Seems worth enjoying while we can, especially since it may not be for much longer.
The halting start (with four losses by a total of five runs) notwithstanding, this is an intriguing and potentially compelling team to watch at a time fresh storylines are in short supply in many ways.
And we’re not just damning with faint praise because, hey, they’re only two games under .500 as of Aug. 1 as opposed to 30 under at this time last year and 40 under in 2018.
After back-to-back 100-loss seasons, it’s a team seizing the moment to offer a sneak peek at a presumably brighter future by accelerating the careers of starting pitchers Brady Singer and Bubic — the first set of Royals from the same draft class to debut as starting pitchers two years after being drafted. They’re the most advanced of a young wave the Royals expect to become pillars of the team.
If this isn’t quite a repeat of general manager Dayton Moore’s “Operation Flip The Switch” of 2011 with a series of pivotal callups that became instrumental in the 2014-2015 World Series seasons, it’s certainly a concerted message about priorities to try to win now regardless of the service time/contractual implications that are tempting to manipulate otherwise.
Then there’s a vastly improved bullpen, the energizing return of Sal Perez, development of the likes of Ryan McBroom (first big-league home run on Friday) and an urgency instilled by Matheny.
“Not only from the moves he makes, but you can just see it in his eyes, in the way he talks, every day when we’re at the field,” Merrifield said. “He expects to win every day. I love playing for the man.”
The season is disorienting and distorted, of course. You could even call it gimmicky with the extra-inning rules and seven-inning doubleheaders put in place.
And the potential for an abrupt closing day lurks after the fiasco last week with the Miami Marlins. Their name hovered over the game, and not just because Marlins Man was in constant view behind home plate after paying a reported $1,000 to have a cutout of his likeness there.
“It’s pretty clear how quickly this can get out of hand,” said Matheny, whose own team has had eight known COVID cases but none reported since July 22.
So even as new protocols are in motion, Matheny also is practicing and calling for heightened awareness and ongoing adjustments in real time.
“Basically just trying to make sure that what we’re learning we’re implementing and keeping the conversation going,” he said, adding that they can never think “we’ve got this taken care of.”
So Miami’s mess potentially — potentially — is a call to action instead of a harbinger of this all ending before it even really begins. Trouble is, it depends on many, many, many people.
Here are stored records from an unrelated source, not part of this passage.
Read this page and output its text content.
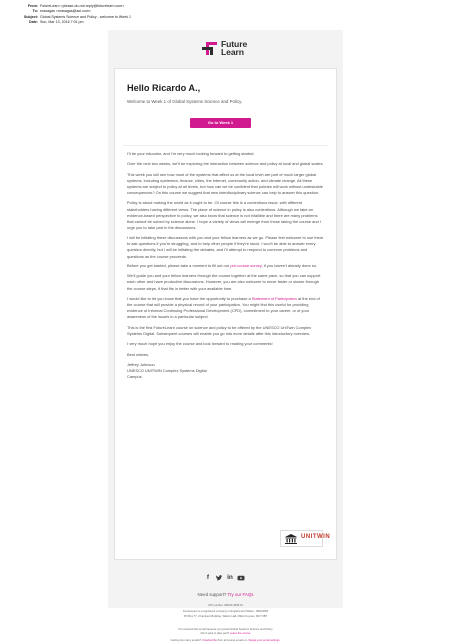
From: FutureLearn <please-do-not-reply@futurelearn.com>
To: rnasagas <rnasagas@aol.com>
Subject: Global Systems Science and Policy - welcome to Week 1
Date: Sun, Mar 13, 2016 7:01 pm
Future
Learn
Hello Ricardo A.,
Welcome to Week 1 of Global Systems Science and Policy.
Go to Week 1

I'll be your educator, and I'm very much looking forward to getting started.

Over the next two weeks, we'll be exploring the interaction between science and policy at local and global scales.

This week you will see how most of the systems that affect us at the local level are part of much larger global systems, including epidemics, finance, cities, the internet, community action, and climate change. All these systems are subject to policy at all levels, but how can we be confident that policies will work without undesirable consequences? On this course we suggest that new interdisciplinary science can help to answer this question.

Policy is about making the world as it ought to be. Of course this is a contentious issue, with different stakeholders having different views. The place of science in policy is also contentious. Although we take an evidence-based perspective to policy, we also know that science is not infallible and there are many problems that cannot be solved by science alone. I hope a variety of views will emerge from those taking the course and I urge you to take part in the discussions.

I will be initiating these discussions with you and your fellow learners as we go. Please feel welcome to use them to ask questions if you're struggling, and to help other people if they're stuck. I won't be able to answer every question directly, but I will be initiating the debates, and I'll attempt to respond to common problems and questions as the course proceeds.

Before you get started, please take a moment to fill out our pre-course survey, if you haven't already done so.

We'll guide you and your fellow learners through the course together at the same pace, so that you can support each other and have productive discussions. However, you are also welcome to move faster or slower through the course steps, if that fits in better with your available time.

I would like to let you know that you have the opportunity to purchase a Statement of Participation at the end of the course that will provide a physical record of your participation. You might find this useful for providing evidence of Informal Continuing Professional Development (CPD), commitment to your career, or of your awareness of the issues in a particular subject.

This is the first FutureLearn course on science and policy to be offered by the UNESCO UniTwin Complex Systems Digital. Subsequent courses will enable you go into more details after this introductory overview.

I very much hope you enjoy the course and look forward to reading your comments!

Best wishes,

Jeffrey Johnson
UNESCO UNITWIN Complex Systems Digital
Campus
UNITWIN
f	in
Need support? Try our FAQs
VAT number: GB166 3068 61
FutureLearn is a registered company in England and Wales - 08324083
PO Box 77, Chambers Building, Walton Hall, Milton Keynes, MK7 6BT
You received this email because you joined Global Systems Science and Policy.
Don't want to take part? Leave the course
Getting too many emails? Unsubscribe from all course emails or change your email settings.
“If you go out and do one thing selfishly and expose yourself to this thing, it could spread like wildfire like you saw with Miami,” Merrifield said. “I hope that if guys weren’t aware of the severity of the situation (before), after the whole Miami deal, I hope guys got their eyes opened a little bit.”
Because, he added, “I think it goes without saying” that it will be hard to continue the season if there’s another such episode.
So they’re clinging to this the best they can.
Even if you can’t have much fanfare without the fans. Even if it’s not exactly a genuine season. Even if it might inevitably be folly. Even if you can make a case that it doesn’t serve the greater good overall.
Because, Merrifield said, baseball this year “is what it is.”
And you just try to make the best of it — which is about the most inspiring way any of us can try to look at 2020.